My partner sent me a link to this tweet yesterday:

Testing divisibility by 17 is hard!  There’s a test: 10A + B is divisible by 17 if and only if A – 5B is.  (Proof: 10A + B is divisible by 17 if and only if 12(10A + B) is, since 12 and 17 are relatively prime; then observe 12(10A + B) – 17(7A + B) = A – 5B.). But nobody has internalized this test.

But 51 is also divisible by 3, and that’s easy to see if you know the usual test: a number is divisible by 3 if and only if the sum of its digits is.  5 + 1 = 6.

So assume you know this test. Also assume you know how to test for numbers that are divisible by 2 or 5 (you can look at the last digit), 11 (for two-digit numbers you can just check if the two digits are the same), and you know the squares.  Then the smallest number that looks prime but isn’t is the product of the first two distinct primes I haven’t mentioned, 7 × 13 = 91.

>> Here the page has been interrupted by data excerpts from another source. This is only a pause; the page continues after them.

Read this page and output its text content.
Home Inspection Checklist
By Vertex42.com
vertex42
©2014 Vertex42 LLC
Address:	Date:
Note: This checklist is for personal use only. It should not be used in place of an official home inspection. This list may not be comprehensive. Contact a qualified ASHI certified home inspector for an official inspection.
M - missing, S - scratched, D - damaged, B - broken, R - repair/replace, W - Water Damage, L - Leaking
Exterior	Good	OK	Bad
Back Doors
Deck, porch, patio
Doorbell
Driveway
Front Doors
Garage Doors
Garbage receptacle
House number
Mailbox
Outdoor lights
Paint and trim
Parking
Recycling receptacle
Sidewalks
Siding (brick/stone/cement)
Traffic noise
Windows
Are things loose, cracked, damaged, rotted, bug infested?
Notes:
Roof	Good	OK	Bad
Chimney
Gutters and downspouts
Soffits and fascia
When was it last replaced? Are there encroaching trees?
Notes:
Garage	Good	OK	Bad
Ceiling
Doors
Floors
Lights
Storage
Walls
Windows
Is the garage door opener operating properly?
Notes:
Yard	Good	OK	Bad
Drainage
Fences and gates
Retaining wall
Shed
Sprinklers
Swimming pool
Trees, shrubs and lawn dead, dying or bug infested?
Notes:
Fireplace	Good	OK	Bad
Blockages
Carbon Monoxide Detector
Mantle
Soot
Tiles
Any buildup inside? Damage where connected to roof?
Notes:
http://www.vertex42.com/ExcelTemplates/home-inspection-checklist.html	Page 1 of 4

Back in 2016 Christian Lawson-Perfect collected data on this from a game he made that asked people which numbers were prime; 51 is the number people got wrong most often.  But 91 is the composite most often identified as prime that’s not a multiple of three.

57 also looks prime.

## 2 thoughts on “The smallest non-obvious composite”

1. Joseph Hertzlinger says:

If science journalists covered the primality of 57, the headline would read: Field’s Medalist Claims 57 is Prime and You Won’t Believe What Happened Next!

2. Olivier says:

I really enjoyed your article. I made a similar observation after making my “Is it a prime?” game. It s incredible that 101, 103, 107, 109 are all primes and this happens for 191, 193, 197, 199 but then doesn’t happen for a long while. Also 1001 is a composite of 3 distinct primes 7, 11 and 13 which I also found fascinating. 1231 and 1231231 are both primes but 1231231231 isn’t. 11 and 101 are prime but the next prime of the form 10^n + 1 doesn’t happen for a while (n=17?)